The access to the immersive spaces allows us to quickly move on to validating data with Watson, prototyping UX interactions and exploring data visualizations with Processing, all at scale — making the best use of our 290° 93.3 million pixels.

We continually iterate on the visual design of the apps while the development team begins transforming the storyboards and prototypes to real-time applications that leverage live data streams and directly call Watson APIs. During this time we are continually validating our data and pivoting as Watson inevitably delivers a surprising insight or uncovers a trend we did not anticipate. Our access to the technology, industry leaders and iterate design practice and allows us to continually refine our spatial experience until we have a powerful demonstration of our Watson.

No designer is an island

I think the most exciting part about getting the opportunity to share our team’s work at Austin Design Week is that fact that we work at such a fascinating intersection of high-technology and creativity.

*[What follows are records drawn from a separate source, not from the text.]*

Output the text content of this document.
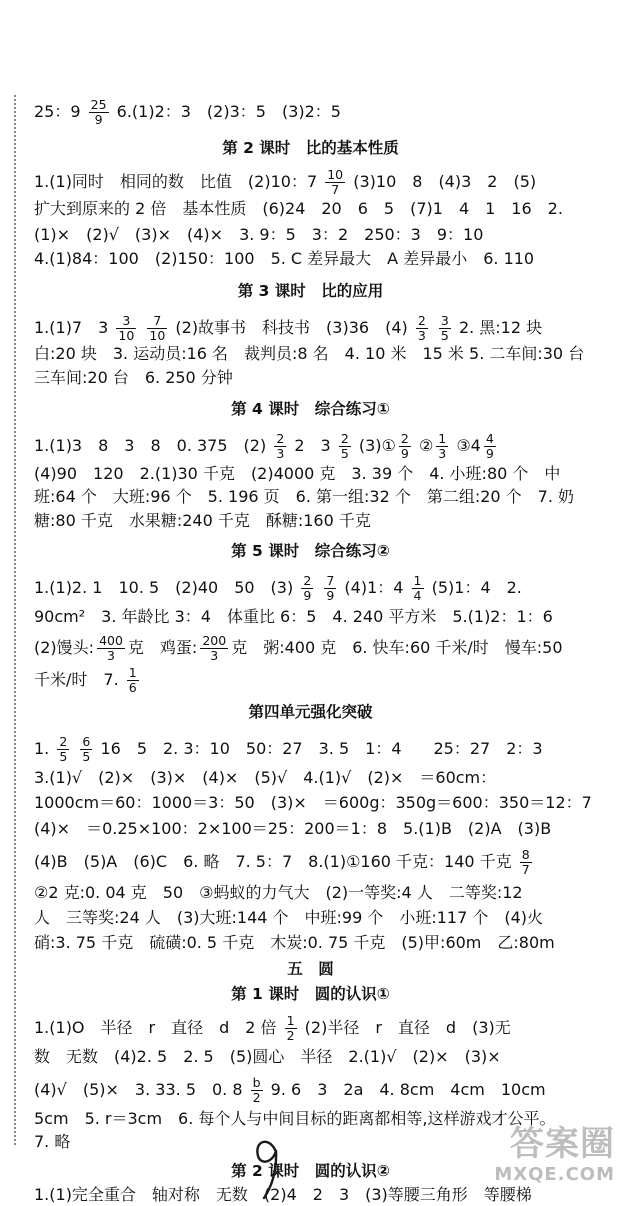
25：$9 \frac{25}{9} 6.(1)2$：3　(2)3：5　(3)2：5
第 2 课时　比的基本性质
1.(1)同时　相同的数　比值　(2)10：$7 \frac{10}{7} (3)10$　8　(4)3　2　(5)
扩大到原来的 2 倍　基本性质　(6)24　20　6　5　(7)1　4　1　16　2.
(1)×　(2)√　(3)×　(4)×　3. 9：5　3：2　250：3　9：10
4.(1)84：100　(2)150：100　5. C 差异最大　A 差异最小　6. 110
第 3 课时　比的应用
1.(1)7　$3 \frac{3}{10}$
$\frac{7}{10} (2)$故事书　科技书　(3)36　$(4) \frac{2}{3}$
$\frac{3}{5} 2$. 黑:12 块
白:20 块　3. 运动员:16 名　裁判员:8 名　4. 10 米　15 米 5. 二车间:30 台
三车间:20 台　6. 250 分钟
第 4 课时　综合练习①
1.(1)3　8　3　8　0. 375　$(2) \frac{2}{3} 2$　$3 \frac{2}{5}$ (3)① $\frac{2}{9}$ ② $\frac{1}{3}$ ③4 $\frac{4}{9}$
(4)90　120　2.(1)30 千克　(2)4000 克　3. 39 个　4. 小班:80 个　中
班:64 个　大班:96 个　5. 196 页　6. 第一组:32 个　第二组:20 个　7. 奶
糖:80 千克　水果糖:240 千克　酥糖:160 千克
第 5 课时　综合练习②
1.(1)2. 1　10. 5　(2)40　50　$(3) \frac{2}{9}$
$\frac{7}{9} (4)1$：$4 \frac{1}{4} (5)1$：4　2.
90cm²　3. 年龄比 3：4　体重比 6：5　4. 240 平方米　5.(1)2：1：6
(2)馒头: $\frac{400}{3}$ 克　鸡蛋: $\frac{200}{3}$ 克　粥:400 克　6. 快车:60 千米/时　慢车:50
千米/时　7. $\frac{1}{6}$
第四单元强化突破
1. $\frac{2}{5}$
$\frac{6}{5} 16$　5　2. 3：10　50：27　3. 5　1：4　　25：27　2：3
3.(1)√　(2)×　(3)×　(4)×　(5)√　4.(1)√　(2)×　＝60cm：
1000cm＝60：1000＝3：50　(3)×　＝600g：350g＝600：350＝12：7
(4)×　＝0.25×100：2×100＝25：200＝1：8　5.(1)B　(2)A　(3)B
(4)B　(5)A　(6)C　6. 略　7. 5：7　8.(1)①160 千克：140 千克 $\frac{8}{7}$
②2 克:0. 04 克　50　③蚂蚁的力气大　(2)一等奖:4 人　二等奖:12
人　三等奖:24 人　(3)大班:144 个　中班:99 个　小班:117 个　(4)火
硝:3. 75 千克　硫磺:0. 5 千克　木炭:0. 75 千克　(5)甲:60m　乙:80m
五　圆
第 1 课时　圆的认识①
1.(1)O　半径　r　直径　d　2 倍 $\frac{1}{2} (2)$半径　r　直径　d　(3)无
数　无数　(4)2. 5　2. 5　(5)圆心　半径　2.(1)√　(2)×　(3)×
(4)√　(5)×　3. 33. 5　0. $8 \frac{b}{2} 9$. 6　3　2a　4. 8cm　4cm　10cm
5cm　5. r＝3cm　6. 每个人与中间目标的距离都相等,这样游戏才公平。
7. 略
第 2 课时　圆的认识②
1.(1)完全重合　轴对称　无数　(2)4　2　3　(3)等腰三角形　等腰梯
答案圈
MXQE.COM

This space is very nascent we have the unique opportunity to combine our abilities as storytellers with coming up with rules we go while immersive, virtual and augmented reality emerge. Helping designers get a sense of the creative world outside of themselves is a fantastic feeling.

During the happy hour after the event, a conversation came up about how we got here — other than not really knowing how — I think the best way to answer that is to be a sponge constantly sucking up knowledge around you. As a kid from a one-light town whose first job out of school was animating furry animals — I got here by pursuing the things I am passionate about — design and technology.

I get to learn from some of the smartest people in the world at IBM who explain extraordinarily complex things in a way I understand. I get to ask folks who are leaders in their industries mundane questions about how they would do something. I get to spit-ball creative ideas that use AI and 93.3 million pixels.

I guess — long answer short — I wanted people to walk away with the fact that in the design world your opportunities are almost boundless and if you are passionate about something let that passion guide you. It can change and meander but as long as you are doing work you love it will show.

Left to right (Fred Benson, Anna Chaney, myself, Jenny Woo, Pete Hawkes, John Carpenter, Myles Bryan, Justin Shrake, and Sachin Shinde)

Special thanks to all my partners in crime at the ADW event — my co-workers at IBM — Jenny Woo, Anna Chaney, Fred Benson and Sachin Shinde — Pete Hawkes, John Carpenter, and Justin Shrake from Oblong IndustriesChristina Latina and Myles Bryan from Local Projects. And to my boss who gives me tremendous latitude to explore these flights of fancy.

And the biggest thanks goes out to the folks at the ADW and everyone who took time out of their Thursday to come hang out and get weird with us!


Rob Harrigan is a Watson Prototypes Design Lead at IBM based in Astor Place. The above article is personal and does not necessarily represent IBM’s positions, strategies or opinions.